U.S. stock index futures were higher Wednesday, as Wall Street gears up to reopen after Hurricane Sandy caused its first two-day weather-related market closure since 1888.
Investors forecast heightened volatility when markets reopen on Wednesday, the final trading day of the month, due to pent-up demand from the two-day closure.
Estimates of the cost of Sandy to the U.S. economy vary between $10 billion and $50 billion. Nearly 50 deaths have been reported so far, according to the Associated Press, and millions of homes are still left without power. (Read More: Storm Recovery Could Take Weeks as Millions Struggle)
"It should be a wild session. It will be interesting to see what the volume is like but I expect significant volatility," Michael Yoshikami, founder & chief executive of Destination Wealth Management, told CNBC Europe's "Squawk Box".
"Fortunately we have earnings postponed by a number of companies until Thursday or Friday."
On the earnings front, General Motors rallied after the automaker posted better-than-expected earnings and said it was targeting a return to breakeven levels in its money-losing European operations by mid-decade.
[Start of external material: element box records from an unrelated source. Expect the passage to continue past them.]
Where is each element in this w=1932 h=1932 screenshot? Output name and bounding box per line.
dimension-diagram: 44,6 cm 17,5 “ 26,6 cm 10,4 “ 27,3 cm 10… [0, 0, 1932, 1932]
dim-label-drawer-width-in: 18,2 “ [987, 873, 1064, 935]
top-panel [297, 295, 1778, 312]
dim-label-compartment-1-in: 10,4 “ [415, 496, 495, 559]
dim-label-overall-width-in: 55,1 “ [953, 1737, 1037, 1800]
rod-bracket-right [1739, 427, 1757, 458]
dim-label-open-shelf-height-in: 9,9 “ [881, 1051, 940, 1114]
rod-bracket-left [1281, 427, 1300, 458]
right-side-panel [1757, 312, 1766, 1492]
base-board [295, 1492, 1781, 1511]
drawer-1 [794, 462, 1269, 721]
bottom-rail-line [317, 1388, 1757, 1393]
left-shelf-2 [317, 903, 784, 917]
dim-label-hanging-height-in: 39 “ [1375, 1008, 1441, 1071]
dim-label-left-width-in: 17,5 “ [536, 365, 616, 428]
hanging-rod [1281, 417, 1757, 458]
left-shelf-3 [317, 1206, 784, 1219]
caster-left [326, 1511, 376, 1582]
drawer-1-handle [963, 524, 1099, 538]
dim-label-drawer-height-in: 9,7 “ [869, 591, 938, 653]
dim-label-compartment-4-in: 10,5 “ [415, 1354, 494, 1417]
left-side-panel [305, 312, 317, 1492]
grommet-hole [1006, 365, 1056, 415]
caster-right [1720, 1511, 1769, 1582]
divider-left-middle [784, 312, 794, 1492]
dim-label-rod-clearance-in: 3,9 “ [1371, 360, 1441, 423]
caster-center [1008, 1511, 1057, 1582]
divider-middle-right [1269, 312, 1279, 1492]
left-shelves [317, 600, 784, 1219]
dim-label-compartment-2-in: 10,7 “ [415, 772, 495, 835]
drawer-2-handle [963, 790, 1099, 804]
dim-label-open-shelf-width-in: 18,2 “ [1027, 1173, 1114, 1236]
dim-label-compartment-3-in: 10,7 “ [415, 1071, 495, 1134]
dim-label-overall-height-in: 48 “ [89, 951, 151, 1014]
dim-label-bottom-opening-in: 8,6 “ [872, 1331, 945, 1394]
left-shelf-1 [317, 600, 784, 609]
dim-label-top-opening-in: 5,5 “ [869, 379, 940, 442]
Meanwhile, a batch of companies scheduled to report throughout the week have delayed their earnings reports due to the hurricane. Among companies that were scheduled to post earnings today, Ralph Lauren will now report on Thursday, McGraw-Hill will now post on Friday, while Time Warner Cable will now report next Monday.
(Read More: Companies Delay Earnings Reports)
On the macroeconomic side, investors will look ahead to the Labor Department's monthly jobs report, due on Friday.
The Chicago Purchasing Managers Index (PMI) of manufacturing activity for October is due at 9:45 a.m. on Wednesday. Analysts polled by Briefing.com expect the index to rise from 49.7 to 50.9. PMI readings above 50 signal expansion in activity.